Karl Popper "Tarihselciliğin Sefaleti" kitabıyla ve bazı diğer kitaplarıyla tarihin ne kadar bilimi yapılabileceği, bilimsel olarak kehanetlerin ne kadar mümkün olduğu sorusunla, bir bilim felsefecesi olarak ilgilendi. Ama beyinsiz Bşackrock bunu napsın? Karl Popper Marx kadar karizmatik mi? Be hey be! Sosyalistlik gibi aykırı ve havalı bir dunya görüşü varken kim sallar hangi filosof ne demiş! Cehalet ama havam yerinde!
Blackrock
Nov 2 2007, 01:07 AM
ludwig kafan mı güzel senin ha canım kardeşim? Fikirler üzerinde farklı görüşler doğabilir. yerde bir işaret vardır. Biri bi taraftan bakar 6'yı görür. Diğeri karşı taraftan 9'u okur. Senin yaptığın şey altını bile dolduramadan "9 diyen adam haklı" diyerek kudurmaktır. Bilimsel sosyalizm yanlış diyorsun. Neden diyorum. Karl Popper öyle diyor diyorsun. Ulan Karl Popper'i neye dayanarak mutlak bir referans noktası ilan edebiliyorsun? Popperin fikirleri bana uymuyor. Tatmin edici bulmuyorum. Popper bana göre minarelere kılıf diken, post-modern bir sözde düşünce adamıdır. Çattık anasını satayım. Sanki memlekette muazzam bir sınıfsal mücadele var da Ludwig efendi gelmiş taraf olmuş. Bak etrafına herkes hür teşebbüslerde. Nüfusun yüzde kaçı memnun bundan. Kim sandığın başına kafası dolu bir biçimde gidiyor? Kitleler bir yerlere sürükleniyor. Bunu gördüğüm için mi beni toplumdan kopuk ilan edeceksin?

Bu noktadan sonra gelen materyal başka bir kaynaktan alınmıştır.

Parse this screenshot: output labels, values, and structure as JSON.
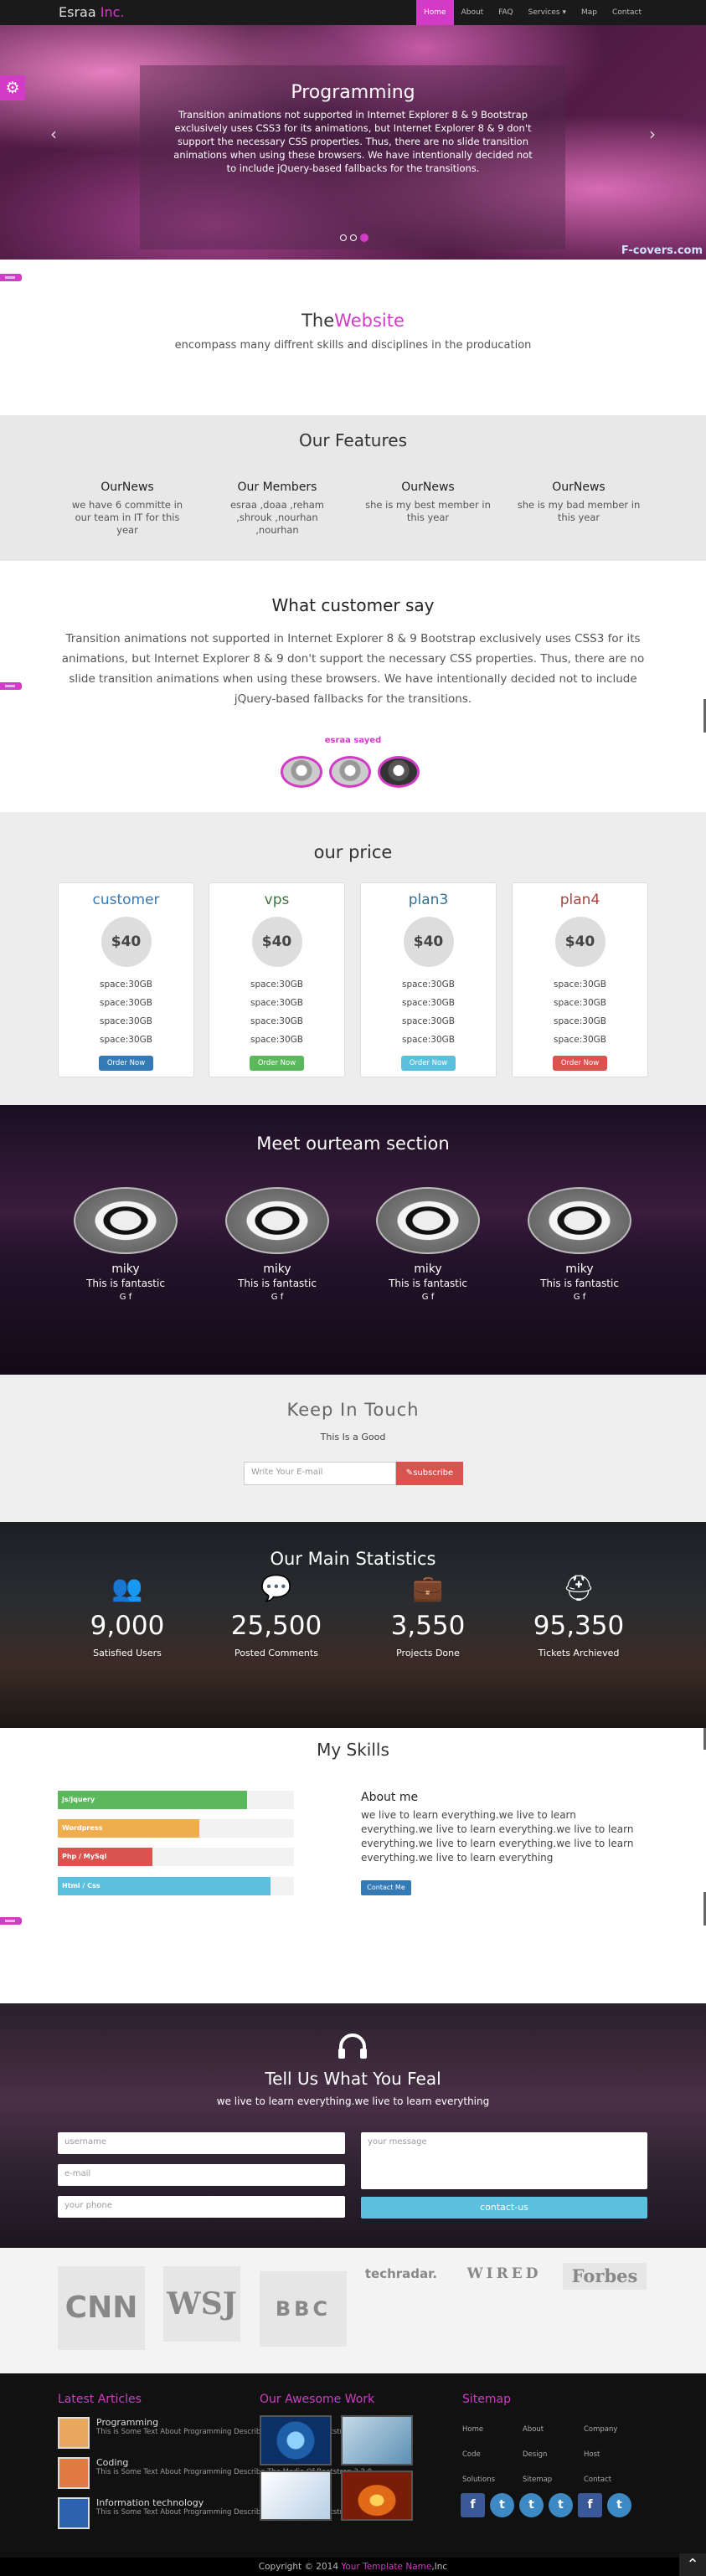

Akşam akşam kötü sözler söyletme bana çocuk. Git LDP'li abilerin biraz daha çalıştırsın seni.
isturbo
Nov 2 2007, 01:17 AM
başımıza gelen her türlü şeyin bir açıklaması bilim sayesinde yapılyor
sınır yok anlayacağın eğer eğer bir şey bilimsel bir şeyse sende eğip büke bilirsin
kesin kurrallarımı var.
ludwig
Nov 2 2007, 01:18 AM
"Bilimsel Sosyalizm" niye yanlış biliyormusun? Çünkü tarihin yasaları yoktur ve bilimi yapılamaz. Bir tarih teorisi olamaz. Aynı fizik bilimindeki gibi tarihte bilimsel öngörülerde (prediction) bulunamassın. Özgür irade diye birşey var. Olmasaydı bile "diyalektik sınıf sürtüşmesi" diye salak ve basit bir olayın dinamo olduğu bir sürece indirgenecek kadar basit mi kültür hayatı?
Freud a bakarsan o da deterministti ama insan davranışının kökünde bambaşka itkiler buldu. Nietzsche ha keza. Peki nasıl oluyor da oluyor? Bunların hepsi farklı motivasyonlardan bahsediyor? Nasıl geleceği okuyacaksın? Hadi bakalım buyur.
Blackrock
Nov 2 2007, 01:21 AM
Eğer teşhisler, tahliller, formülizasyonlar yapmayacaksan sosyolojiyi kaldır çöpe at anasını satayım. Var mı böyle rahatlık. En yaratılışçı adamlardan bile daha mantıklı cümleler işitmişliğim vardır...
ludwig
Nov 2 2007, 01:25 AM
Sosyolojiyi bilimden saymayan pek çok bilim filosofu var. Ve çoğu da ateist. Bertrand Russell tarzı mantıkçı positivistler başta olmak üzere. Biraz oku aydınlan salak.
isturbo
Nov 2 2007, 01:29 AM
Nasıl geleceği okuyacaksın? Hadi bakalım buyur.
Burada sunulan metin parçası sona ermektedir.